NEREDE YALANCI BARIŞ HAVARİLERİ?
Hendek olayında ve sınır ötesi operasyonlarda PKK’ya kalkan olan, silahlar bırakıldığında ise ortalıkta gözükmeyen karanlık oluşumlardan bazıları şunlar:
Üzerine vazife olmayan her meselede açıklama yapmaktan ve hükümete parmak sallamaktan çekinmeyen TÜSİAD, Kandil’in silah bırakma kararına sessiz kaldı.

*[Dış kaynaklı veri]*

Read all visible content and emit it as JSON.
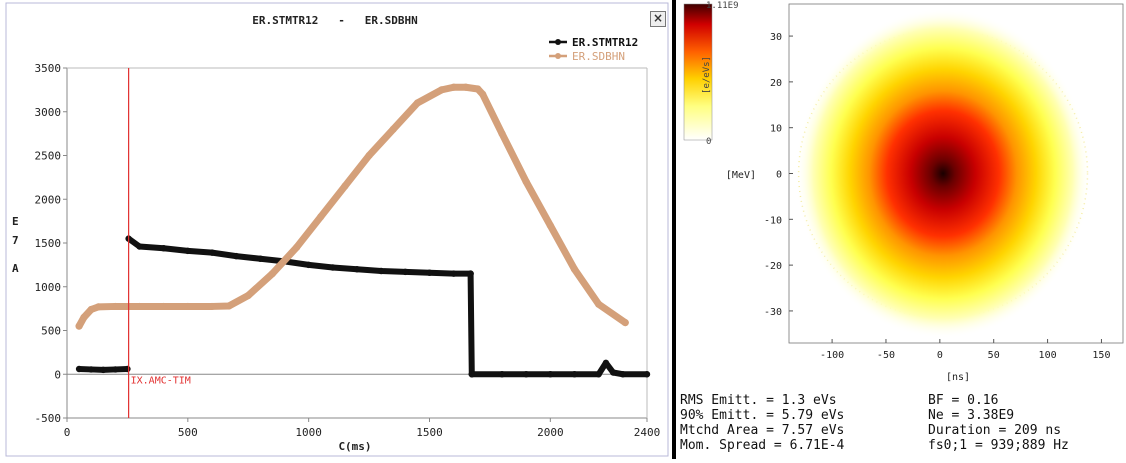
{
  "window": {
    "title": "ER.STMTR12   -   ER.SDBHN",
    "close_label": "×"
  },
  "chart_data": [
    {
      "type": "line",
      "title": "ER.STMTR12   -   ER.SDBHN",
      "xlabel": "C(ms)",
      "ylabel_lines": [
        "E",
        "7",
        "A"
      ],
      "xlim": [
        0,
        2400
      ],
      "ylim": [
        -500,
        3500
      ],
      "xticks": [
        0,
        500,
        1000,
        1500,
        2000,
        2400
      ],
      "yticks": [
        -500,
        0,
        500,
        1000,
        1500,
        2000,
        2500,
        3000,
        3500
      ],
      "grid": false,
      "legend_position": "top-right",
      "marker": {
        "x": 255,
        "label": "IX.AMC-TIM",
        "color": "#e23030"
      },
      "series": [
        {
          "name": "ER.STMTR12",
          "color": "#111111",
          "segments": [
            {
              "x": [
                50,
                100,
                150,
                200,
                250
              ],
              "y": [
                60,
                55,
                50,
                55,
                60
              ]
            },
            {
              "x": [
                255,
                300,
                400,
                500,
                600,
                700,
                800,
                900,
                1000,
                1100,
                1200,
                1300,
                1400,
                1500,
                1600,
                1670
              ],
              "y": [
                1550,
                1460,
                1440,
                1410,
                1390,
                1350,
                1320,
                1290,
                1250,
                1220,
                1200,
                1180,
                1170,
                1160,
                1150,
                1150
              ]
            },
            {
              "x": [
                1670,
                1675
              ],
              "y": [
                1150,
                0
              ]
            },
            {
              "x": [
                1675,
                1800,
                1900,
                2000,
                2100,
                2200,
                2230,
                2260,
                2300,
                2400
              ],
              "y": [
                0,
                0,
                0,
                0,
                0,
                0,
                130,
                20,
                0,
                0
              ]
            }
          ]
        },
        {
          "name": "ER.SDBHN",
          "color": "#d4a07a",
          "segments": [
            {
              "x": [
                50,
                70,
                100,
                130,
                200,
                300,
                400,
                500,
                600,
                670,
                750,
                850,
                950,
                1050,
                1150,
                1250,
                1350,
                1450,
                1550,
                1600,
                1650,
                1700,
                1720,
                1800,
                1900,
                2000,
                2100,
                2200,
                2310
              ],
              "y": [
                550,
                650,
                740,
                770,
                775,
                775,
                775,
                775,
                775,
                780,
                900,
                1150,
                1450,
                1800,
                2150,
                2500,
                2800,
                3100,
                3250,
                3280,
                3280,
                3260,
                3200,
                2750,
                2200,
                1700,
                1200,
                800,
                590
              ]
            }
          ]
        }
      ]
    },
    {
      "type": "heatmap",
      "xlabel": "[ns]",
      "ylabel": "[MeV]",
      "xlim": [
        -140,
        170
      ],
      "ylim": [
        -37,
        37
      ],
      "xticks": [
        -100,
        -50,
        0,
        50,
        100,
        150
      ],
      "yticks": [
        30,
        20,
        10,
        0,
        -10,
        -20,
        -30
      ],
      "colorbar": {
        "label": "[e/eVs]",
        "max_label": "1.11E9",
        "min_label": "0"
      },
      "peak": {
        "x": 3,
        "y": 0
      },
      "sigma_ns": 38,
      "sigma_mev": 10
    }
  ],
  "stats": [
    {
      "left": "RMS Emitt. = 1.3 eVs",
      "right": "BF = 0.16"
    },
    {
      "left": "90% Emitt. = 5.79 eVs",
      "right": "Ne = 3.38E9"
    },
    {
      "left": "Mtchd Area = 7.57 eVs",
      "right": "Duration = 209 ns"
    },
    {
      "left": "Mom. Spread = 6.71E-4",
      "right": "fs0;1 = 939;889 Hz"
    }
  ]
}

TSK’ya kimyasal silah iftirası atan ve PKK’ya yönelik operasyonlara “Savaş bir halk sağlığı sorunudur” açıklamasıyla karşı çıkan Türk Tabipleri Birliği (TTB), silahların yakılmasını görmezden geldi.
Dün “AİHM kararları uygulanmalıdır” şeklinde açıklama yapan Türkiye Barolar Birliği, ‘Terörsüz Türkiye’ süreci hakkında görüş beyan etme gereği duymadı.
TEK BİR SATIR DİLLENDİRMEDİLER
Karaburun Manal Koyu’nda çıkan orman yangını hakkında bile açıklama yapan feministlerin çatı kuruluşu Kadın Dernekleri Federasyonu terörün bitişiyle ilgilenmedi.
Yolsuzluğa bulaştıkları için gözaltına alınan CHP’li belediye başkanlarına destek veren TMMOB, terör belasının bitecek olması karşısında başını kuma gömdü.
Kandil’deki terör baronlarının talimatıyla kaleme alınan PKK bildirgesine imza attıkları için meslekten ihraç edilen sözde ‘barış akademisyenleri’ gelmekte olan huzur iklimi için tek kelime etmedi.
Milli iradeye yönelik nefretiyle bilinen marjinal sol çizgideki bazı sendikalar da sessiz kalmayı tercih ederken, acı üzerinden tiraj devşirmeye çalışan Sözcü gazetesi,tüm dünyanın merakla izlediği silah yakılması görüntülerini “47 yıllık ihanete yarım saatlik şov” manşeti ile okuyucularına aktardı.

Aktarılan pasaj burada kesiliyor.